While studying the symptoms of dementia, you will come across dementia and epilepsy.
Epilepsy is one of the lesser-known symptoms that people with dementia may experience along the course of the illness.
To date, it is still not clear how epileptic seizures occur because, most of the time, they are usually subtle.
Many individuals with dementia will experience a type of epileptic seizure that is known as focal onset seizure.
This is different from the generalized tonic-clonic seizures that you see on TV where a person falls to the ground, becomes stiff and unresponsive as their whole body shakes in a convulsion.
Focal onset seizures are quite the opposite because they generally involve short periods of increased unresponsiveness or amnesia. The weak person may showcase involuntary repeating movements of the arms, hands or face like swallowing, chewing, or lip-smacking.
In most cases, this is a symptom that might go unnoticed, especially if the person with dementia goes back to normal after a short period.
Seizure incidents typically vary depending on an individual. Records, however, state that about 20% of persons with dementia will experience an unprovoked seizure.
What is the Link Between Epilepsy and Dementia?
For many people, the seizures occur in the late stages of the illness, say after six years of diagnosis.
Worth noting is that time matters when it comes to seizures.
Many seizures will last for about 30 seconds to 2 minutes. If one lasts for over five minutes, it is considered a medical emergency.
With this in mind check out more vital information about dementia and epilepsy below.
Do Seizures Increase the Risk of Dementia?
In the past, experts believed that only people who had lived with dementia for long could experience seizures.
They thought that this was a result of the changes that occurred in the brain because of the neurodegenerative disease.
More research was conducted on this, and researchers uncovered that seizures could also happen at the onset of dementia.
In fact, for some people, seizures may occur even before the loss of memory becomes apparent.
This raises the possibility that epileptic episodes may be tied up intimately with the progression of dementia.
Numerous studies have been done looking into the relationship between dementia and epilepsy.
An example is a study with 55 participants between the ages of 50-69. All the participants had experienced a seizure before getting admitted to an Israeli medical center.
A quarter of the population developed dementia after about an average of 81/2 years. Another study followed 300,000 U.S. veterans who were all above 55 years.
Researchers, in this case, found that seizures were associated with double the risk of dementia development between 1-9 years.
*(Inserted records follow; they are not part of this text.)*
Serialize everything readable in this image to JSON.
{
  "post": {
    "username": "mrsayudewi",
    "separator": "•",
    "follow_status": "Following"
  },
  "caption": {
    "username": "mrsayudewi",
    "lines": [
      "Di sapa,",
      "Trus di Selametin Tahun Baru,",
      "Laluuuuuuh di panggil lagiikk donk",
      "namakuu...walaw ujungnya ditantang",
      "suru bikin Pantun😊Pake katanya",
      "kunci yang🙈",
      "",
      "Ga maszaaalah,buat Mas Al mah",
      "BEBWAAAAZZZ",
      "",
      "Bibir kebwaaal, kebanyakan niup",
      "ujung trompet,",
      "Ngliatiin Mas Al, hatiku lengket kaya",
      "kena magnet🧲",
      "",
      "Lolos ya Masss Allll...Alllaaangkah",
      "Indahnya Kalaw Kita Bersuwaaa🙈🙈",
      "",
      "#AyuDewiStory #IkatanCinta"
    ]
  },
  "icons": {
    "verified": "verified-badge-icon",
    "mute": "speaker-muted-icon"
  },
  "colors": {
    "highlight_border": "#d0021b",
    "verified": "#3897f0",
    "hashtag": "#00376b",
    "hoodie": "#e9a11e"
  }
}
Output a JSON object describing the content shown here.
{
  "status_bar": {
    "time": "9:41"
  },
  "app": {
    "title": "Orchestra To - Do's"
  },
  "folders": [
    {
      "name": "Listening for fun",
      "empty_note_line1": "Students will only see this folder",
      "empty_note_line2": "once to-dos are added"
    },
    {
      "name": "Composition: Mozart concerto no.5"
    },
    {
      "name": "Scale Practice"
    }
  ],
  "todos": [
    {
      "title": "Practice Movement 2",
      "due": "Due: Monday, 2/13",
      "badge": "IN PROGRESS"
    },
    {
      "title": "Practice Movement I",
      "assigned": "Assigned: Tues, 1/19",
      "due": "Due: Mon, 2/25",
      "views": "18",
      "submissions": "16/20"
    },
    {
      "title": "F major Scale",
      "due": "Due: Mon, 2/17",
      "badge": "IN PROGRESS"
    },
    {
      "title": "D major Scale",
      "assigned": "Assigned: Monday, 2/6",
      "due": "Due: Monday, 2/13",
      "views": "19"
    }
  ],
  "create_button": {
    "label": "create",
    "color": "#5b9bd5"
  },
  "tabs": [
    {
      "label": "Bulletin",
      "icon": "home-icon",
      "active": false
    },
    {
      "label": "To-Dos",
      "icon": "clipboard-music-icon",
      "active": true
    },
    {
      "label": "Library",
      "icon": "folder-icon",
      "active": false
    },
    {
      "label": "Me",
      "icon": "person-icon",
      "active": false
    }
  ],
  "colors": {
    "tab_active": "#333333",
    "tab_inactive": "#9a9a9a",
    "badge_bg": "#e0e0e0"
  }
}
Other studies also indicate that persons who have dementia are at higher risk of seizures when compared with individuals who do not have the illness.
One of the studies was presented by Ruby Castilla MD, DrPH, and MBA. It has participants who were over the age of 60. Among the participants, 2.8% had dementia and the rest did not have the illness.
Results stated that individuals with dementia had 61/2 times the risk of partial seizures and 5.2 higher risks for generalized epilepsy.
What Causes Epileptic Episodes in People with Dementia
In line with this, it is safe to say that something similar happens in the brain of those with dementia. The brain shrinks in size as some of its cells die off, leading to epilepsy.
Tau and amyloid are two proteins that can build up in the brain of individuals with dementia. This affects how the nerve cells in the brain communicate with each other.
At times, the cells can behave uncontrollably resulting in epileptic seizures.
Diagnosis and Treatment of Seizures in Persons with Dementia
Keep in mind that it is not everyone who has dementia will get seizures. Proper diagnosis is crucial.
The seizures can be challenging to diagnose because some of the behaviors may mimic those of dementia. The input of an epileptologist may be necessary because these are experts who can help with the diagnosis process.
Thankfully, there is an effective way to deal with dementia and epilepsy. Doctors can recommend medication that can reduce or even stop epileptic seizures. These can include anticonvulsants like Neurontin, Depakote, and Lamictal.
There is also evidence that administering drugs like Keppra can help to reverse some loss of memory in persons with dementia.
Other than the drugs, an individual with dementia may also go through deep brain stimulation. This is a more invasive option for treating epilepsy.
This is only recommended when other pharmaceutical options have failed and the epilepsy symptoms are severe because it requires surgery.
Scientists are now doing more research concerning dementia and epilepsy in the hope of offering deeper insight into the progression of the illness which may lead to uncovering new treatments.